Wright-Patterson spotlight

Name and rank: Master Sgt. Kesha Harper

Units of assignment: 88th Mission Support Group staff, 88th Force Support Squadron and 88th Logistics Readiness Squadron

What’s your job like every day? Every day has endless realms of possibilities — from leadership decisions to talking to my civilians and Airmen about their everyday accomplishments and challenges. It’s safe to say that no two days mirror another in the first sergeant world.

You have to be prepared for the unexpected, and if it is something that you have never experienced before, there is always another first sergeant you can call on to help guide you.

Do you have a mentoring or career tip for Airmen, including those who’d like to be a “first shirt” someday?

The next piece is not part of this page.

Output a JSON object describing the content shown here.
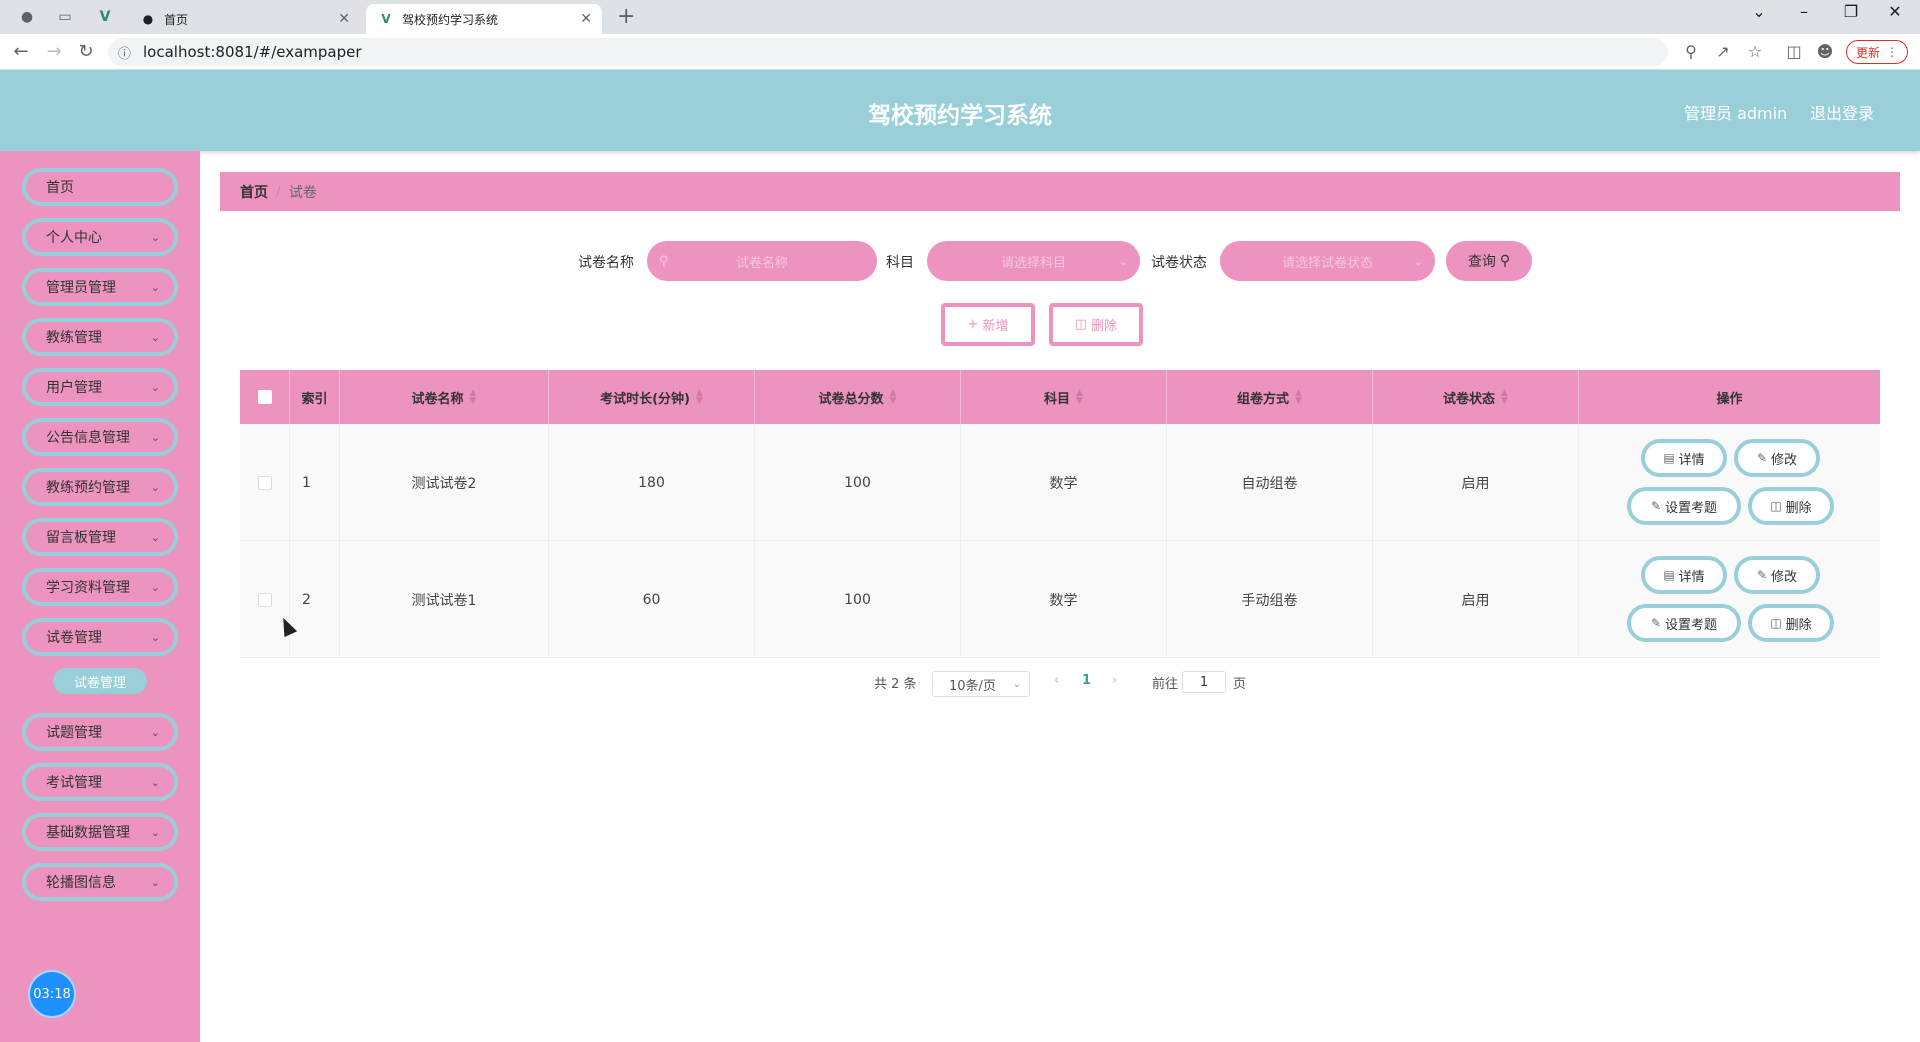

If you are thinking about being a first sergeant, you are probably already doing the thing that matters the most: taking care of people.

Taking care of people comes with a cost of carrying a load. In order to take care of other people’s success and see them through difficult times, you have to first know yourself and know how to take care of yourself. Every day is a learning opportunity, so take the time to learn about yourself.

Being a first sergeant will challenge you and also grow you as a person. Also, be vulnerable, open and honest. If you don’t, people will see right through it and the trust that you are working to build will be compromised.

What’s your favorite part of being a first sergeant and why?

The smiling faces and positive energy that I get from the people around me. Hearing the words “hey shirt,” knowing that people trust that I will do anything that I can to help them, as well as providing them with the tools to handle their own situations in the future.

That is the beauty of being a first sergeant; you not only get to help but you have the opportunity to pour into others so they can help themselves and pay it forward.

Finally, I love being part of the first sergeant family. I have never met so many great people that are willing to put others first and still find the time to grow themselves as senior noncommissioned officers.

Good order and discipline through kindness, peace, love and respect.